Health and wellness: Is zip code more important than genetic code?
The evidence exceeds the tipping point — that point where compelling ideas by necessity transform into action. The evidence? Unmet social needs significantly affect our health, especially our emotional wellbeing. In fact, it is often said that zip code is more important than genetic code in determining overall health and wellness.
More specifically, zip code-based health disparities include such factors as unhealthy housing, unsafe neighborhoods, proximity to pollutants, sub-quality food options, etc. As Beacon Health Options continues to recognize July as Minority Mental Health Awareness Month, it is important to examine how such social determinants of health (SDoH) affect the mental health and health in general of people of color. Approximately 39 percent of Black and 33 percent of Latino youth in the United States live in poverty — more than double the 14 percent poverty rate for non-Latino, White and Asian youth. Further, research shows that poor mental health is prevalent among individuals with lower incomes.
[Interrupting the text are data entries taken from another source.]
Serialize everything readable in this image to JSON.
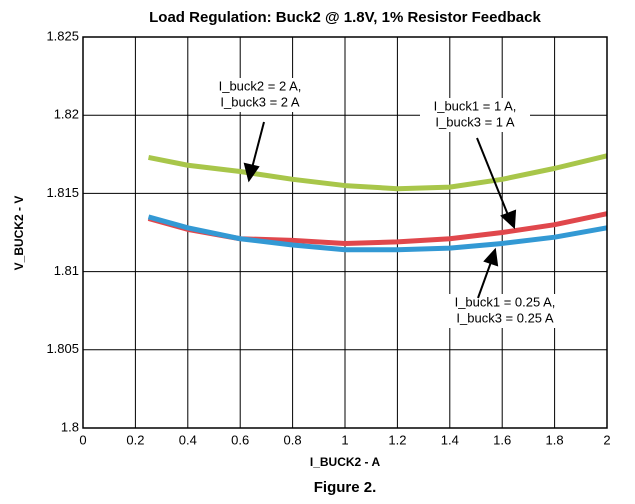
{
  "chart_data": {
    "type": "line",
    "title": "Load Regulation: Buck2 @ 1.8V, 1% Resistor Feedback",
    "x_label": "I_BUCK2 - A",
    "y_label": "V_BUCK2 - V",
    "caption": "Figure 2.",
    "x": [
      0.25,
      0.4,
      0.6,
      0.8,
      1.0,
      1.2,
      1.4,
      1.6,
      1.8,
      2.0
    ],
    "series": [
      {
        "name": [
          "I_buck2 = 2 A,",
          "I_buck3 = 2 A"
        ],
        "color": "#a8c64a",
        "values": [
          1.8173,
          1.8168,
          1.8164,
          1.8159,
          1.8155,
          1.8153,
          1.8154,
          1.8159,
          1.8166,
          1.8174
        ]
      },
      {
        "name": [
          "I_buck1 = 1 A,",
          "I_buck3 = 1 A"
        ],
        "color": "#e0474c",
        "values": [
          1.8134,
          1.8127,
          1.8121,
          1.812,
          1.8118,
          1.8119,
          1.8121,
          1.8125,
          1.813,
          1.8137
        ]
      },
      {
        "name": [
          "I_buck1 = 0.25 A,",
          "I_buck3 = 0.25 A"
        ],
        "color": "#3399d4",
        "values": [
          1.8135,
          1.8128,
          1.8121,
          1.8117,
          1.8114,
          1.8114,
          1.8115,
          1.8118,
          1.8122,
          1.8128
        ]
      }
    ],
    "xlim": [
      0,
      2
    ],
    "xticks": [
      0,
      0.2,
      0.4,
      0.6,
      0.8,
      1,
      1.2,
      1.4,
      1.6,
      1.8,
      2
    ],
    "ylim": [
      1.8,
      1.825
    ],
    "yticks": [
      1.8,
      1.805,
      1.81,
      1.815,
      1.82,
      1.825
    ],
    "grid": true
  }
}
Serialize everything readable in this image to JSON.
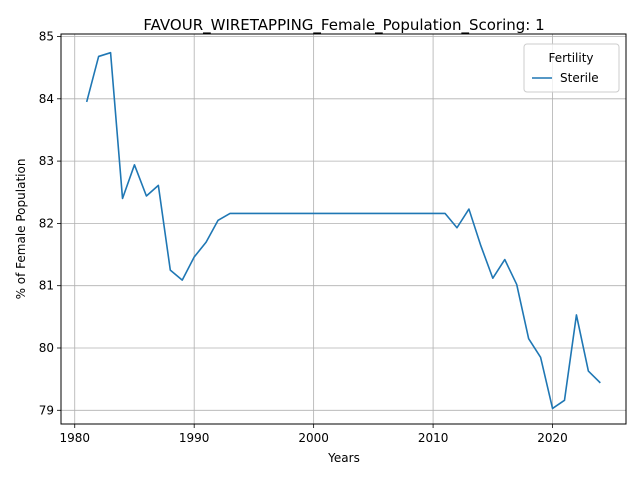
{
  "chart_data": {
    "type": "line",
    "title": "FAVOUR_WIRETAPPING_Female_Population_Scoring: 1",
    "xlabel": "Years",
    "ylabel": "% of Female Population",
    "xlim": [
      1978.85,
      2026.15
    ],
    "ylim": [
      78.78,
      85.04
    ],
    "xticks": [
      1980,
      1990,
      2000,
      2010,
      2020
    ],
    "yticks": [
      79,
      80,
      81,
      82,
      83,
      84,
      85
    ],
    "grid": true,
    "legend": {
      "title": "Fertility",
      "position": "top-right"
    },
    "series": [
      {
        "name": "Sterile",
        "color": "#1f77b4",
        "x": [
          1981,
          1982,
          1983,
          1984,
          1985,
          1986,
          1987,
          1988,
          1989,
          1990,
          1991,
          1992,
          1993,
          1994,
          1995,
          1996,
          1997,
          1998,
          1999,
          2000,
          2001,
          2002,
          2003,
          2004,
          2005,
          2006,
          2007,
          2008,
          2009,
          2010,
          2011,
          2012,
          2013,
          2014,
          2015,
          2016,
          2017,
          2018,
          2019,
          2020,
          2021,
          2022,
          2023,
          2024
        ],
        "y": [
          83.95,
          84.68,
          84.74,
          82.4,
          82.94,
          82.44,
          82.61,
          81.25,
          81.09,
          81.46,
          81.7,
          82.05,
          82.16,
          82.16,
          82.16,
          82.16,
          82.16,
          82.16,
          82.16,
          82.16,
          82.16,
          82.16,
          82.16,
          82.16,
          82.16,
          82.16,
          82.16,
          82.16,
          82.16,
          82.16,
          82.16,
          81.93,
          82.23,
          81.64,
          81.12,
          81.42,
          81.02,
          80.15,
          79.85,
          79.03,
          79.16,
          80.53,
          79.63,
          79.44
        ]
      }
    ]
  }
}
When we use the term ‘social needs’, many of us don’t think of healthcare. Yet, approximately, 40 state Medicaid programs are addressing SDoH through their managed care contracts and other avenues. The shift in focus is a positive sign as the personal costs are too great, and the downstream avoidable healthcare and societal costs are becoming unsustainable.
Supportive housing: An example of an SDoH solution
In a recent study, 17 Medicaid managed care organizations (MMCOs) representing care delivery in 10 states reported that housing, behavioral health, substance use and nutrition/food security were the most common areas of focus. Other MMCOs focused on specific populations, such as people formerly in prison.
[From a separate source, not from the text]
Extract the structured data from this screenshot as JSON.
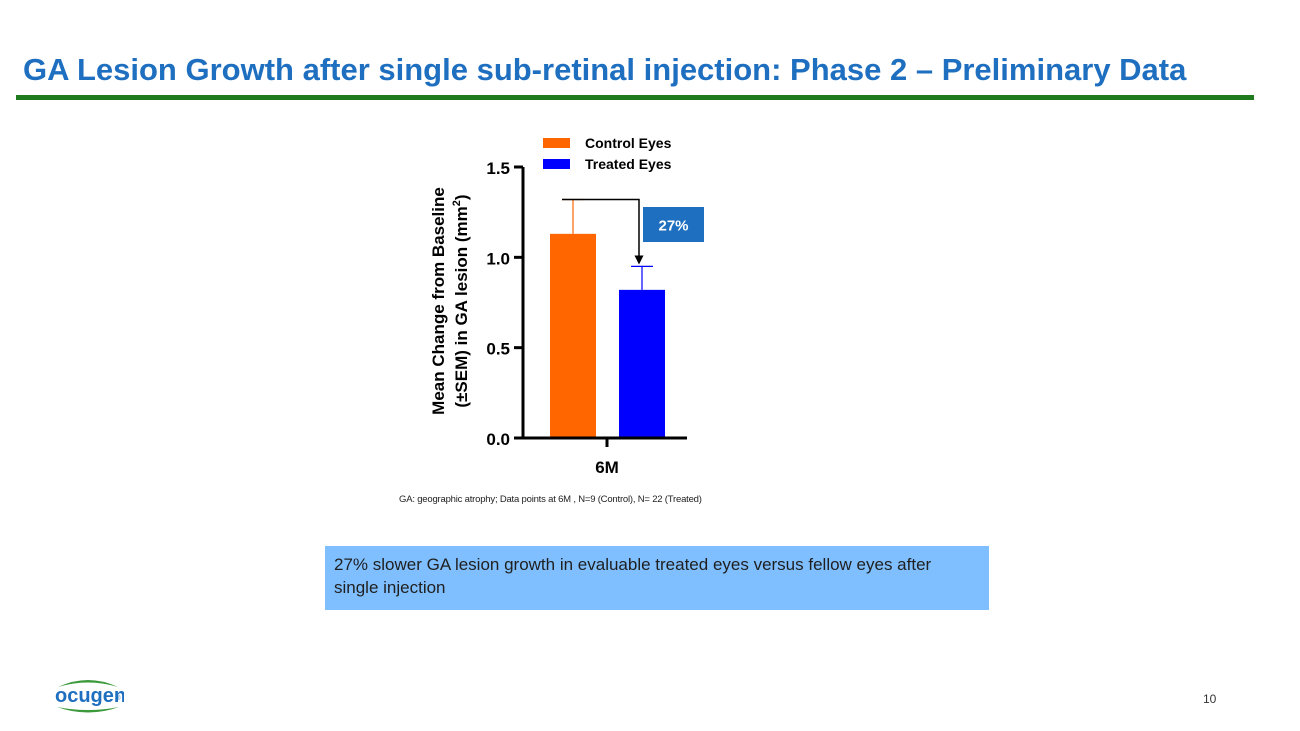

It’s not surprising that housing is a common focus. Chronic homelessness is associated with high utilization of healthcare services and increased mortality. Further, people of color disproportionately represent homeless populations: Black Americans, for example, constitute more than 40 percent of the homeless population but represent only 13 percent of the general population. Specifically, housing instability is strongly associated with:
- High stress
- Poor mental health
- Low medication adherence
- Postponement of needed medical care
- Increased emergency room use/hospitalizations
Therefore, permanent supportive housing programs for chronically homeless individuals represent one of the most compelling arguments supporting SDoH investments.
For example, Beacon’s Massachusetts Behavioral Health Partnership, in collaboration with the Massachusetts Housing and Shelter Alliance, administers the Community Support Program for People Experiencing Chronic Homelessness (CSPECH). Once participants are housed, they meet with community support workers to coordinate access to physical, behavioral health, and social services. Individual lives improve and states can save money. One 2017 study found that per-person monthly costs were $765 lower in the 24th month following CSPECH entry than in the month prior.
More to be done
Housing is just one SDoH example of how we can move the needle on the mental health for people of color. In addition to cultural competency training as discussed in our last blog, there are other steps we can take to address inequitable mental health care. Below are some recommendations from researchers at the Health Disparities Unit at Massachusetts General Hospital on how to address barriers to care as they relate to SDoH:
- Integrate behavioral health services into other naturally occurring community-based settings, i.e., housing, employment support programs and faith-based organizations
- Promote use of peer specialist outreach — Address stigma and trust issues through certified peers with similar background and life experiences who can help with navigating housing, employment, educational and other services
- Increase use of telehealth and telephonic clinical solutions to help those people with transportation or other care-access issues
Regardless of one’s ethnicity or background, the most significant impacts to our health are socially determined. Not surprisingly, the path to a solution requires collaboration among diverse groups of people. Beacon Health Options calls upon all stakeholders to rethink how we think about healthcare — physical and behavioral — to address health disparities among people of color.